Gold's reputation as a safe haven has taken some damage over the past several years, but its recent performance suggests that the yellow metal has performed precisely that function of late. While the stock market has been slapped around in the fourth quarter, many investors have turned to gold -- and I think you should, too.

I know, you're about to tell me that gold is down for the year. That's true. However, while the S&P 500 has lost roughly 17% over the past three months, physical gold has picked up a tad more than 4%.

Here's my take:

 

The U.S. Dollar

A long position in gold is by definition a short position in the U.S. dollar, and the greenback has gained strength all year long.

The dollar has risen as the Federal Reserve made efforts to normalize monetary policy while much of the rest of the planet has been far slower to get into that position. You;d think that'd be bad for gold.

But year to date, gold has easily outperformed the S&P 500, falling just 5% instead of the S&P 500's 10% YTD drop.

Going forward, what's most interesting to me are these four questions:

  • Who would stand to gain the most should the dollar experience some decline in value as the global reserve currency?
  • Should world trade ultimately rely less upon the petrodollar?
  • Should a centralized cryptocurrency emerge with the support of several of the planet's central banks? (They could force taxation in the form of negative interest rates upon savings in this way.)
  • Should something akin to the International Monetary Fund's Special Drawing Rights (SDR) rise to the level of a global currency?

Again, I ask, who stands to gain the most if any of the above happen?

The easy answer would seem to be China and Russia, right? Both have made overt efforts to see the dollar replaced in trade deals not involving the United States.

But do you know what? Those two central banks have been adding significantly to their holdings of physical gold.

IMF statistics show that since 2008's fourth quarter, the People's Bank of China has increased its gold reserves to 1,843 metric tons, up from just 600 tons 10 years ago. Similarly, the Bank of Russia's gold ownership has gone from 520 metric tons in 2008 to 2, 036 tons now. (By way of reference, the United States remains the world's largest hoarder of physical gold with 8,965 metric tons in reserve as of September.)

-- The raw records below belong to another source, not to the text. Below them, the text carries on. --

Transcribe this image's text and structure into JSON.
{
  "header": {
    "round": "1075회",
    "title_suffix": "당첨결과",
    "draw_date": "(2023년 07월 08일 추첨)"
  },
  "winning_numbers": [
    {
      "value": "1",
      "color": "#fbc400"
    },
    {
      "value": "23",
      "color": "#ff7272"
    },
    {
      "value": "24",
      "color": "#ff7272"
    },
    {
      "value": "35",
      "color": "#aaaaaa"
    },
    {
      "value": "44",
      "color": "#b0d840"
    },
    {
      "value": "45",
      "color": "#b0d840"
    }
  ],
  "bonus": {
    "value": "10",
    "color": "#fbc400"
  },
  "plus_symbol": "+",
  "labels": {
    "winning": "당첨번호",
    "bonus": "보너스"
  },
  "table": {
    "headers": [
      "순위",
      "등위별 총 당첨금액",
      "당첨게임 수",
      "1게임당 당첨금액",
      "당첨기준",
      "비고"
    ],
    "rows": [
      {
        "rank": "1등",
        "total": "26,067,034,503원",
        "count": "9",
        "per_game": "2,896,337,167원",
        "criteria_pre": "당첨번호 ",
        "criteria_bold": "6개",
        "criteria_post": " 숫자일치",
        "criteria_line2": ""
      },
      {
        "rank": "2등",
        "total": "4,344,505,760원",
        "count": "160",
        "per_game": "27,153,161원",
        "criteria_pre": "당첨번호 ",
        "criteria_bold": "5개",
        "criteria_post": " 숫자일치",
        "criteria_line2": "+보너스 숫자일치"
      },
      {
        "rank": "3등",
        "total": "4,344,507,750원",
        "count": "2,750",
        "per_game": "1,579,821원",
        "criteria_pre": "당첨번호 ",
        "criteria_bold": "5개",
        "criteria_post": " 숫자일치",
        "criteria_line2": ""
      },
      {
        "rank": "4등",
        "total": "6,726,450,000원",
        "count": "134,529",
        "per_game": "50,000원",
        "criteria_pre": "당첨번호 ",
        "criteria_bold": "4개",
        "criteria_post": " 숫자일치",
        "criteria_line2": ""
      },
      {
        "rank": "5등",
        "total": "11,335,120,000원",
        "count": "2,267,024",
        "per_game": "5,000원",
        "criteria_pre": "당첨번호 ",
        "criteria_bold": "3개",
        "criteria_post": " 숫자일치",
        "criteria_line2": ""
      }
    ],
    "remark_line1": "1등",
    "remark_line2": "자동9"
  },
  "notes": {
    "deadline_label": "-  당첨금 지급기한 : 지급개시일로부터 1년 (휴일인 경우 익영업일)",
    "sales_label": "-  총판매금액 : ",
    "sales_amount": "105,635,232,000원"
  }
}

Yes, some claim that a gold-backed currency creates a less-flexible money supply, and no global currency is backed by gold now, nor have any of them been for many years.

Still, the United States appears for some reason to see a need to play "keep away" with bullion while two competitor nations who would benefit from the dollar's contraction have seen a reason greatly increase their gold reserves.

At the end of the day, one only really needs a few things: food, clean water, heat and the ability to defend yourself -- and a method to store value away from the global monetary system. Real estate is one way to do that last thing, but you can't buy food or safe passage with land or buildings. However, you can with gold.

Gold futures and the SPDR Gold Trust (GLD) are two tradable ways to own gold, while owning physical gold is a safe haven. I suggest that you make the metal 7.5% of your portfolio.